I think for some these associations and symbols make criticism of the Saudis synonymous with criticism of the religion – and so blasphemous.  This keeps the Saudis safe, while the power they wield through oil keeps any criticism from the West at bay.  They like to play the great mediators, when in fact they are part of the problem not the solution.  It is noteworthy how they are always at the ready to offer support or give refuge to vile dictators or corrupt politicians from Uganda to Pakistan – and strangely silent over crises such as Darfur to name just one. 

Of course, what the Saudis do in their own time is their business – it is the negative effects of their interference and their hypocrisy that irks me.  Under the guise of education, they are spreading a narrow, rigid and fundamentalist ideology that comes close to being fascist in its outlook and forced implementation, easily degenerating into terrorism.  Of course, for the Saudis this matters not a jot – it is not they who are being killed.  In the meantime, while they support the preaching of a strict, puritanical Islam, they themselves escape to the West to indulge in the very decadence that their brand of Islam condemns. 

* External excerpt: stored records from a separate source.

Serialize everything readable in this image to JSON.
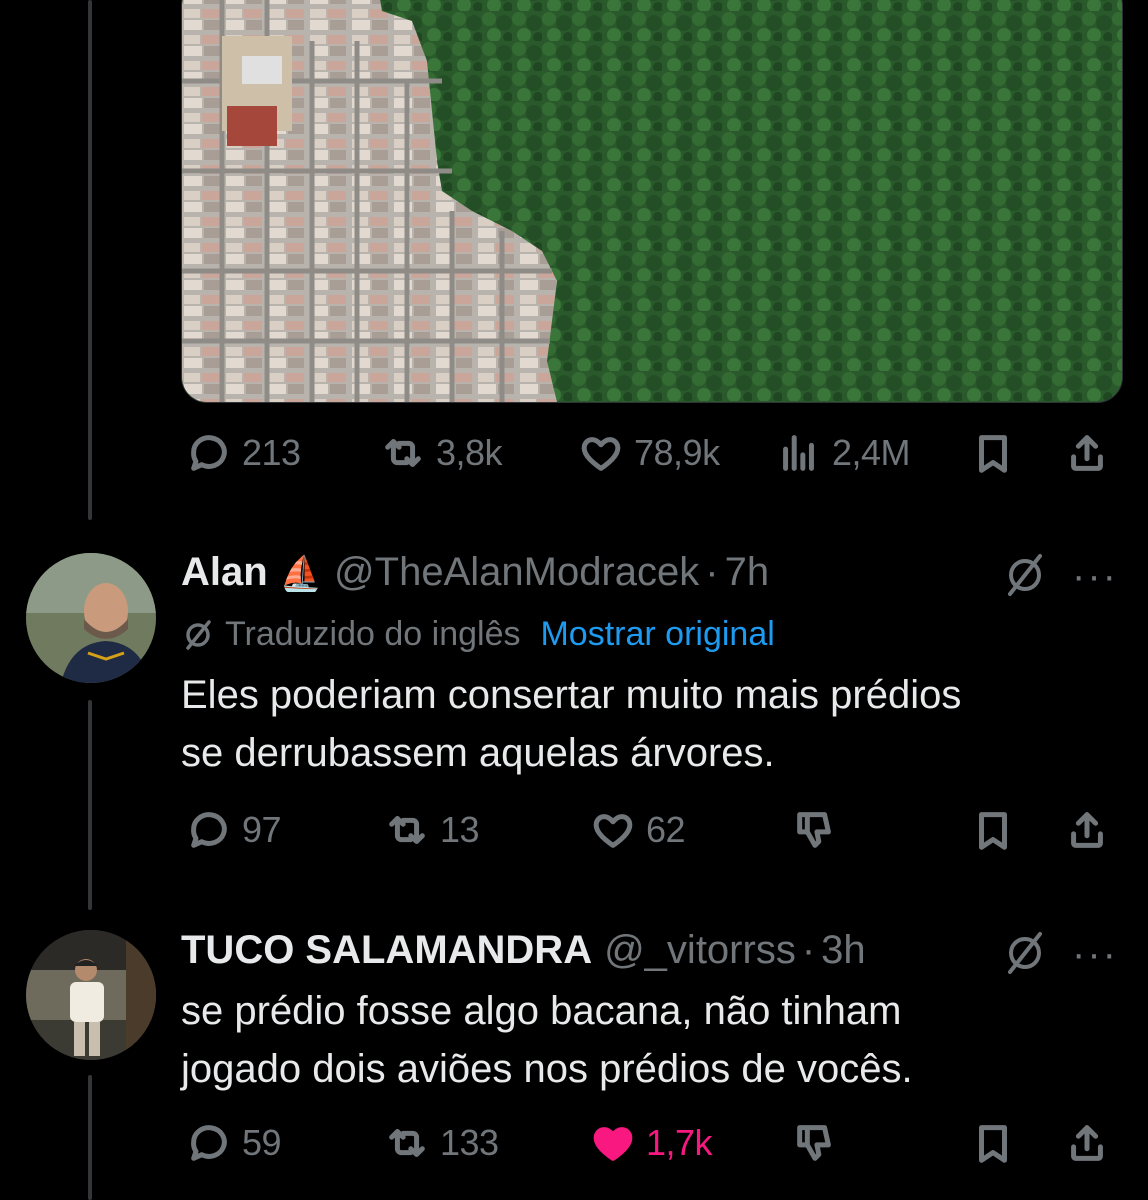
{
  "main_post": {
    "stats": {
      "replies": "213",
      "reposts": "3,8k",
      "likes": "78,9k",
      "views": "2,4M"
    }
  },
  "replies": [
    {
      "name": "Alan",
      "badge_emoji": "⛵",
      "handle": "@TheAlanModracek",
      "separator": "·",
      "time": "7h",
      "translated_label": "Traduzido do inglês",
      "show_original": "Mostrar original",
      "text": "Eles poderiam consertar muito mais prédios\nse derrubassem aquelas árvores.",
      "stats": {
        "replies": "97",
        "reposts": "13",
        "likes": "62"
      }
    },
    {
      "name": "TUCO SALAMANDRA",
      "handle": "@_vitorrss",
      "separator": "·",
      "time": "3h",
      "text": "se prédio fosse algo bacana, não tinham\njogado dois aviões nos prédios de vocês.",
      "stats": {
        "replies": "59",
        "reposts": "133",
        "likes": "1,7k"
      },
      "liked": true
    }
  ],
  "icons": {
    "reply": "reply-bubble-icon",
    "repost": "repost-icon",
    "like": "heart-icon",
    "views": "views-chart-icon",
    "bookmark": "bookmark-icon",
    "share": "share-icon",
    "dislike": "thumbs-down-icon",
    "grok": "grok-slash-icon",
    "more": "more-dots-icon"
  },
  "colors": {
    "background": "#000000",
    "text": "#e7e9ea",
    "muted": "#71767b",
    "link": "#1d9bf0",
    "like_active": "#f91880"
  }
}
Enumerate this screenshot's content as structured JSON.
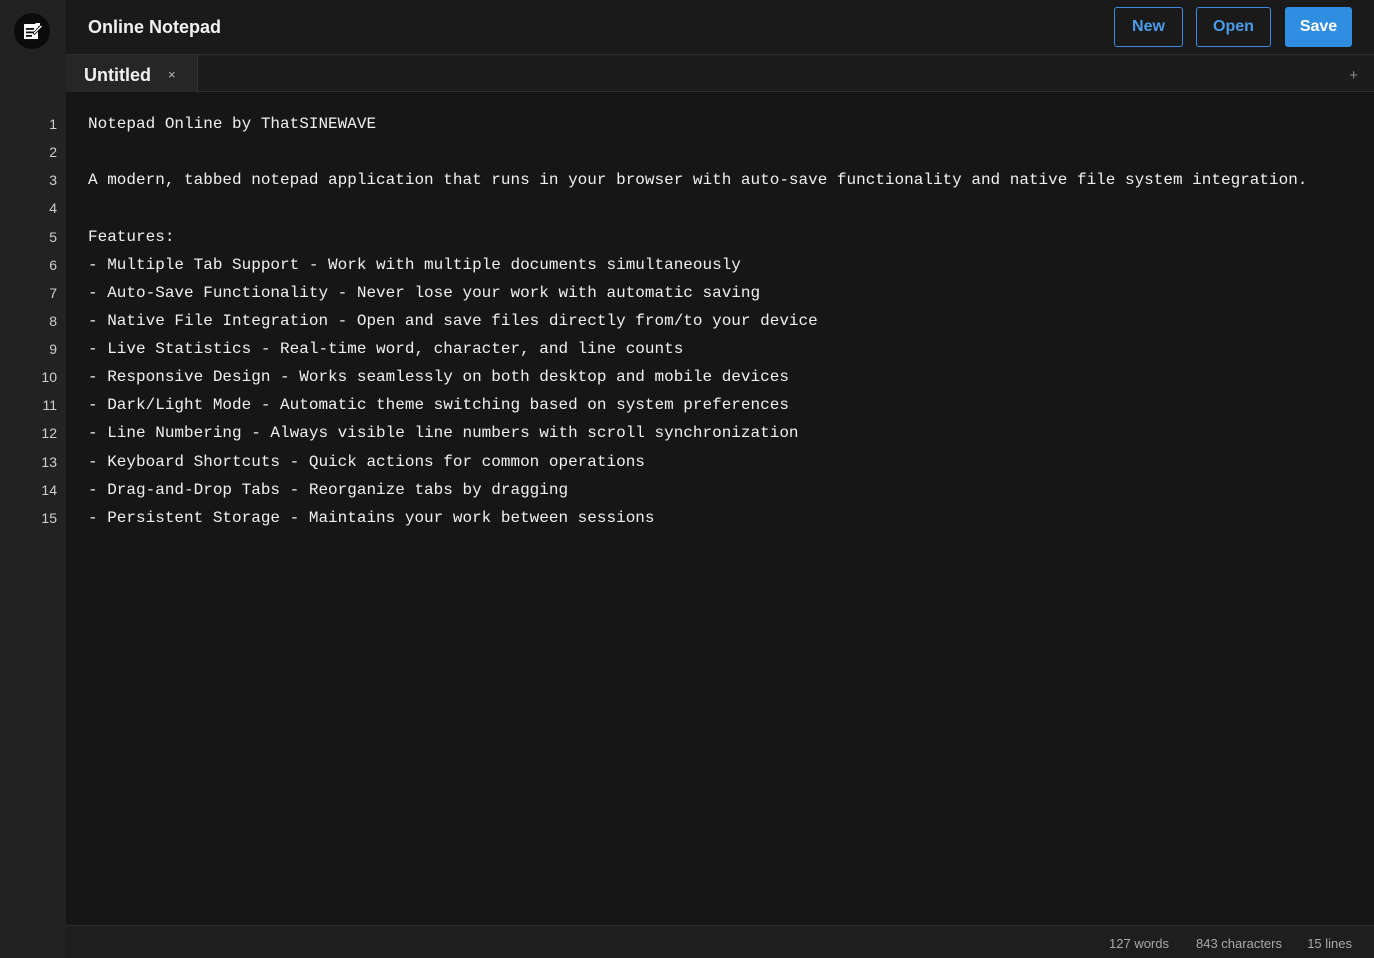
{
  "header": {
    "title": "Online Notepad",
    "logo_icon": "notepad-icon",
    "buttons": {
      "new": "New",
      "open": "Open",
      "save": "Save"
    }
  },
  "tabs": [
    {
      "label": "Untitled",
      "close": "×",
      "active": true
    }
  ],
  "tab_add": "+",
  "editor": {
    "line_numbers": [
      "1",
      "2",
      "3",
      "4",
      "5",
      "6",
      "7",
      "8",
      "9",
      "10",
      "11",
      "12",
      "13",
      "14",
      "15"
    ],
    "lines": [
      "Notepad Online by ThatSINEWAVE",
      "",
      "A modern, tabbed notepad application that runs in your browser with auto-save functionality and native file system integration.",
      "",
      "Features:",
      "- Multiple Tab Support - Work with multiple documents simultaneously",
      "- Auto-Save Functionality - Never lose your work with automatic saving",
      "- Native File Integration - Open and save files directly from/to your device",
      "- Live Statistics - Real-time word, character, and line counts",
      "- Responsive Design - Works seamlessly on both desktop and mobile devices",
      "- Dark/Light Mode - Automatic theme switching based on system preferences",
      "- Line Numbering - Always visible line numbers with scroll synchronization",
      "- Keyboard Shortcuts - Quick actions for common operations",
      "- Drag-and-Drop Tabs - Reorganize tabs by dragging",
      "- Persistent Storage - Maintains your work between sessions"
    ]
  },
  "status": {
    "words": "127 words",
    "characters": "843 characters",
    "lines": "15 lines"
  },
  "colors": {
    "accent": "#2f8ee0",
    "background": "#161616",
    "header": "#1a1a1a"
  }
}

The hypocrisy of ‘converts’ or born again Muslims in the West is no better.  While enjoying the economic and social benefits of a liberal, enlightened society they see fit to not only criticise and mock it, but then to lecture on the virtues and benefits of Islamic societies, societies that their parents fled from and which these critics are welcome to return to if they consider the West so awful.  They see it as their human right to adopt their odious (and in my opinion, ignorant) views which in turn seek to deprive those same rights to others.  The contradiction is beyond their intellectual competence – or perhaps neatly pushed to one side by their hypocrisy. 
 
It reminds me of a silly Asian schoolgirl in London who took her school to court for not allowing her to wear ‘Islamic’ dress to school.  The school had allowed her to wear the shalwar-kameez common throughout the Indian subcontinent, but the misguided girl insisted the dress was not modest enough for Islam!  She wanted to dress like an Arab – the hallmark of a true observant Muslim in her eyes.  Who had put these silly notions into her head, I wonder?  Rightly, she lost her case. 

But it is time to stop tolerating such behaviour.  Enough is enough!

In a very small way I think this is beginning to be realised by the Pakistanis in London at least.  In a previous post I recounted my visit to a London mosque financed and run by Pakistanis.  At the time, I chose to emphasise a different aspect of this effort (an aspect that I think is still valid), but now I also see it as an attempt to take control of their religion rather than remain beholden to Saudi paymasters with their pernicious agenda.  I congratulate the Pakistanis on this awakening and wish them well. 

I admit I am not enthusiastic about their religion-focussed outlook - and while there I noticed that several of the men folk and children were attired in the Middle-eastern jalabiyah – a garment foreign to the Indian subcontinent, but no doubt worn in the mistaken belief that it is somehow more religious. But at least it's a start. 

And then, just this week I heard about a case in Pakistan where a woman had taken on two jobs - both menial - to pay for her children's schooling rather than send them to the free madressas on offer.    

But these are isolated incidents.  More is needed and on a bigger scale.  Until people, and the Muslims specifically, realise this and begin to see the wood for the trees, they will continue to be locked in a downward spiral of ignorance and servitude.  And until the West continues to turn a blind eye to the Saudis because it suits them they will be seen as colluders and hypocrites.  Worse, if they choose to ignore it through a misguided definition of and blind allegiance to plurality/multi-culturalism, they will have allowed the rot to set in their own societies.